For Clover Club’s Jelani Johnson, whose Irish Coffee recipe took third place in a recent PUNCH taste test, inspiration came from making ice cream flavored with booze. “Ice cream is really just flavored cream,” he explains, translating the concept to the cream collar atop his variation, which he serves both hot and iced.
Reluctant to stray too far from the classic whiskey-coffee template, he found the topper to be the most logical place to improvise. “I thought the cream would be a good place to add some pizzazz,” he says. Johnson stirred in small amounts of Drambuie and Licor 43 to the cream; the first added honeyed sweetness, the second vanilla and spice. It was a home run on the first try.
Meanwhile, at Brooklyn’s Maison Premiere, bar director William Elliott opted to experiment with flavored cream for his otherwise “simple and straightforward” take on the Irish Coffee after sampling a White Russian variation at the late Milk & Honey around 2009. While the standard version mixes vodka, cream and coffee liqueur, M&H layered cream on top of the drink as opposed to shaking it all together. “It was their way of making a corny drink a little more of the moment, of the cocktail zeitgeist,” he remembers.
Elliott’s Irish Coffee adaptation doubles down on the central flavor by layering espresso liqueur–flavored cream over French press coffee that’s been enlivened with whiskey, demerara syrup and Angostura bitters, adding subtle sweetness and spice.
While it’s a forgiving ingredient with which to experiment, Johnson recommends a bold-flavored counterpoint, particularly one with a bit of sweetness, when flavoring cream: “It is such a muting element, you need something robust enough to stand up to heavy cream,” he explains. Most often, this takes the form of a liqueur or amaro, as in the Italian Irish Coffee served at Chicago restaurant Coda di Volpe. There, bartender Jerrell Reynolds tops his warm mixture of bourbon, chocolate liqueur and Amaro Averna with a Fernet Branca Menta–laced “mint cream” for what drinks like a liquid Thin Mint.

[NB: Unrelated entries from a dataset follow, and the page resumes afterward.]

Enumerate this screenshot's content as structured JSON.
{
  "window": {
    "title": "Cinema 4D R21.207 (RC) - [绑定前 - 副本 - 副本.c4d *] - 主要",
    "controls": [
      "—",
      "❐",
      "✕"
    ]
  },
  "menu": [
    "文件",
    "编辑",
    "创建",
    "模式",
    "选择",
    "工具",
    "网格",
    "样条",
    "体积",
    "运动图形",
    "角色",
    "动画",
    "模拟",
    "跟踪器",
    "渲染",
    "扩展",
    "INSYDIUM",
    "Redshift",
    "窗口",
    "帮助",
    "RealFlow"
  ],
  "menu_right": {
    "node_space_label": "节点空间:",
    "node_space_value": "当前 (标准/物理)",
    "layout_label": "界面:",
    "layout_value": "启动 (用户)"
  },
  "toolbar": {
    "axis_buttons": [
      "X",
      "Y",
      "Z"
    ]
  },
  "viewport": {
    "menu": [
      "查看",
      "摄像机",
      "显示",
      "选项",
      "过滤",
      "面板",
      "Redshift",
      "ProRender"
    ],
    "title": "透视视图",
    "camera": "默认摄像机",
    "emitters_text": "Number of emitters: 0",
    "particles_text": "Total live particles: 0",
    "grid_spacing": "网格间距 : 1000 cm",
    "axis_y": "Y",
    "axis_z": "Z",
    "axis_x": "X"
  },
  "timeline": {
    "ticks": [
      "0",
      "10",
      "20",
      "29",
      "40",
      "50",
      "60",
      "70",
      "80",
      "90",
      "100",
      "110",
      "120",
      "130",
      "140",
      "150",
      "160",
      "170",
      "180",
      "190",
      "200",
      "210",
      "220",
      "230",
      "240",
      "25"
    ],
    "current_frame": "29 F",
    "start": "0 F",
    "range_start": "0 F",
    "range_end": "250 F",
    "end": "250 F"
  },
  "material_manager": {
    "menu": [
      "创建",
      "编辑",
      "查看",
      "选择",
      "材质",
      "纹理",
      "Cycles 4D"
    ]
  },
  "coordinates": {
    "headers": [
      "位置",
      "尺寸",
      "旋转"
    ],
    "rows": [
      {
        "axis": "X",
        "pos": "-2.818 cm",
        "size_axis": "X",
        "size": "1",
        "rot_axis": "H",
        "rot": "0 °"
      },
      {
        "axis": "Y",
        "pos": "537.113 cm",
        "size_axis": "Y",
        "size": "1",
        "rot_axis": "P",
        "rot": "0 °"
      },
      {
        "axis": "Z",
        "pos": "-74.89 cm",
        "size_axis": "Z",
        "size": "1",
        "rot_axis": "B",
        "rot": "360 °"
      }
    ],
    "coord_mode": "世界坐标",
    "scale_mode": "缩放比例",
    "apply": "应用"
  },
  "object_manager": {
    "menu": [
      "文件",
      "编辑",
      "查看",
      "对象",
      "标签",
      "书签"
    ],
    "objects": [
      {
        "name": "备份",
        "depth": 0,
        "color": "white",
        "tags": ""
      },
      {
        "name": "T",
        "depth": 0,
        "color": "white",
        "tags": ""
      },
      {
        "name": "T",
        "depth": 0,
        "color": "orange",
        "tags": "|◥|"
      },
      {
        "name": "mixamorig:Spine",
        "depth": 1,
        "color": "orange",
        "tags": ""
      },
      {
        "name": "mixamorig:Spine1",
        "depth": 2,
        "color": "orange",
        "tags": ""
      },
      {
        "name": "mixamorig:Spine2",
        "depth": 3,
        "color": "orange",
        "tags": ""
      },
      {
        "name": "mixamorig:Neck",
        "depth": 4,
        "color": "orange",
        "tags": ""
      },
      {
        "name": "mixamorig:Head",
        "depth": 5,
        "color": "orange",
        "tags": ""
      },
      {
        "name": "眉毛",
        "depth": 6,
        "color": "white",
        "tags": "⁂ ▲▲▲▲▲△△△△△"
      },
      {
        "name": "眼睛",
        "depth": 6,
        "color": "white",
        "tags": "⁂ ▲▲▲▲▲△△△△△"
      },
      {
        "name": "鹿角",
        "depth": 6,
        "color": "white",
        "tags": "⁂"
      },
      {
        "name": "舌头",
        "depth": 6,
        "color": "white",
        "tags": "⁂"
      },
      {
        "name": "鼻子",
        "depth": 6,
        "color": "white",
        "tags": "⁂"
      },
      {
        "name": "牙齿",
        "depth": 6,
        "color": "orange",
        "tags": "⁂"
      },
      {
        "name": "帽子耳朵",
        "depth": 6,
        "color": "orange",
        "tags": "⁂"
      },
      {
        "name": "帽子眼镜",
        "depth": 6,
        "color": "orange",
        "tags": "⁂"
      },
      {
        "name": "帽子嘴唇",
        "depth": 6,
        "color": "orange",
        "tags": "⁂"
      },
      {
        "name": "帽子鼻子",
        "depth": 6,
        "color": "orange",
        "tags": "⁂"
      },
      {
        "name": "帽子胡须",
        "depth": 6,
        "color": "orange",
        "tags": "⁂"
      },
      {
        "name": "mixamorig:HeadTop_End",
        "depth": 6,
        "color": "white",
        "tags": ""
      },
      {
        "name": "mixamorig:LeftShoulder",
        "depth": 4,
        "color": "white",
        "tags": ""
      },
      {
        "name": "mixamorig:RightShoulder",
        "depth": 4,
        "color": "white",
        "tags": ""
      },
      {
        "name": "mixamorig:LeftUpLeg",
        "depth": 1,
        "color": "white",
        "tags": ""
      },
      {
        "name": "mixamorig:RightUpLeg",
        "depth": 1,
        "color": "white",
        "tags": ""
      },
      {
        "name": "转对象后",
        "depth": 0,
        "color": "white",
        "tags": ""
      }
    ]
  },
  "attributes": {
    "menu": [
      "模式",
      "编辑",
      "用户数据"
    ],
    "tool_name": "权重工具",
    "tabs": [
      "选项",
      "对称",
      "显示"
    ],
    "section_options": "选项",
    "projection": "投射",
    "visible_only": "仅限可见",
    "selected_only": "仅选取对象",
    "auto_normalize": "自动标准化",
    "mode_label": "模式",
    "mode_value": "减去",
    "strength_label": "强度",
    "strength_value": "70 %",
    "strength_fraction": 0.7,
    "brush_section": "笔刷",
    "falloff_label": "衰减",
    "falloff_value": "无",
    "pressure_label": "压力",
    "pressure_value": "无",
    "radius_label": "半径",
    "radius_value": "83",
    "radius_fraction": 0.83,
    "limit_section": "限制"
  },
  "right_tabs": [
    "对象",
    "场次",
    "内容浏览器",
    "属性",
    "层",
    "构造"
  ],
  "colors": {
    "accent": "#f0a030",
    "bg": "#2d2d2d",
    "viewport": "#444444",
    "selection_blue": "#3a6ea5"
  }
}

Of course, it’s not only hot drinks that benefit from a flavored cream topper. Elliott has experimented with a number of drinks, from the Albatross, a rhum agricole and grapefruit drink topped with “Galliano cream,” to the fruity Inverness, made with a base of absinthe and Drambuie filled out with lemon cordial and blueberry jam, capped with blush-pink “cassis cream.” He favors additions that add color as well as flavor and aroma, leading him to experiment with amaro, Angostura bitters and even oyster stout. It doesn’t even have to be boozy—grenadine or spiced syrups are effective additions, too. “It’s visual,” notes Elliott, and can give a “slightly culinary vibe” to a drink.
The ratio of cream to sweetener is important to its success, though Johnson notes it’s relatively flexible, depending on the intensity of flavor in the liqueur or syrup used. In general, Johnson suggests a 6:1 cream-to-liqueur ratio, although that can go as low as 3:1. Any lower and the cream won’t stiffen to the consistency needed to float atop the drink: “You want to keep the fat content of the cream intact,” he explains. For this reason, full-proof spirits, which have little sugar content, are best avoided. Beyond that, says Johnson, “the possibilities are really endless.”